Now back to our regularly scheduled program: Dialectizer. When you left, you were in the process of defining specific handler methods for <pre> and </pre> tags. There's only one thing left to do, and that is to process text blocks with the pre-defined substitutions. For that, you need to override the handle_data method.

Example 8.19. Overriding the `handle_data` method

    def handle_data(self, text):                                         
        self.pieces.append(self.verbatim and text or self.process(text))

handle_data is called with only one argument, the text to process.

In the ancestor BaseHTMLProcessor, the handle_data method simply appended the text to the output buffer, self.pieces. Here the logic is only slightly more complicated. If you're in the middle of a <pre>...</pre> block, self.verbatim will be some value greater than 0, and you want to put the text in the output buffer unaltered. Otherwise, you will call a separate method to process the substitutions, then put the result of that into the output buffer. In Python, this is a one-liner, using the and-or trick.

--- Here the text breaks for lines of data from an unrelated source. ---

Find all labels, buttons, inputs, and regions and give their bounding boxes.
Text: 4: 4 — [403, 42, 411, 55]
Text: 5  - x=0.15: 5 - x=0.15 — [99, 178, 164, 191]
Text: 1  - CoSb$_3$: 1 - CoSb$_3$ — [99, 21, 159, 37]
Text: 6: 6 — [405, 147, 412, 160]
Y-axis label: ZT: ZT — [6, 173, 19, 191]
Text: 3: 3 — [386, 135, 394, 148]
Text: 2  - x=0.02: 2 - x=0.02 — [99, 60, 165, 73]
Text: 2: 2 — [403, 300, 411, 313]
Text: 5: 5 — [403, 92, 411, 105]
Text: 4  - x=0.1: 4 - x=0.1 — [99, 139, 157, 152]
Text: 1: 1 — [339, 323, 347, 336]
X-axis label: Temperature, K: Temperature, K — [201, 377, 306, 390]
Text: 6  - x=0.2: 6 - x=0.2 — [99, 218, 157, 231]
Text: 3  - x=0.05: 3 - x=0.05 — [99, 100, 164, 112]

You're close to completely understanding Dialectizer. The only missing link is the nature of the text substitutions themselves. If you know any Perl, you know that when complex text substitutions are required, the only real solution is regular expressions. The classes later in dialect.py define a series of regular expressions that operate on the text between the HTML tags. But you just had a whole chapter on regular expressions. You don't really want to slog through regular expressions again, do you? God knows I don't. I think you've learned enough for one chapter.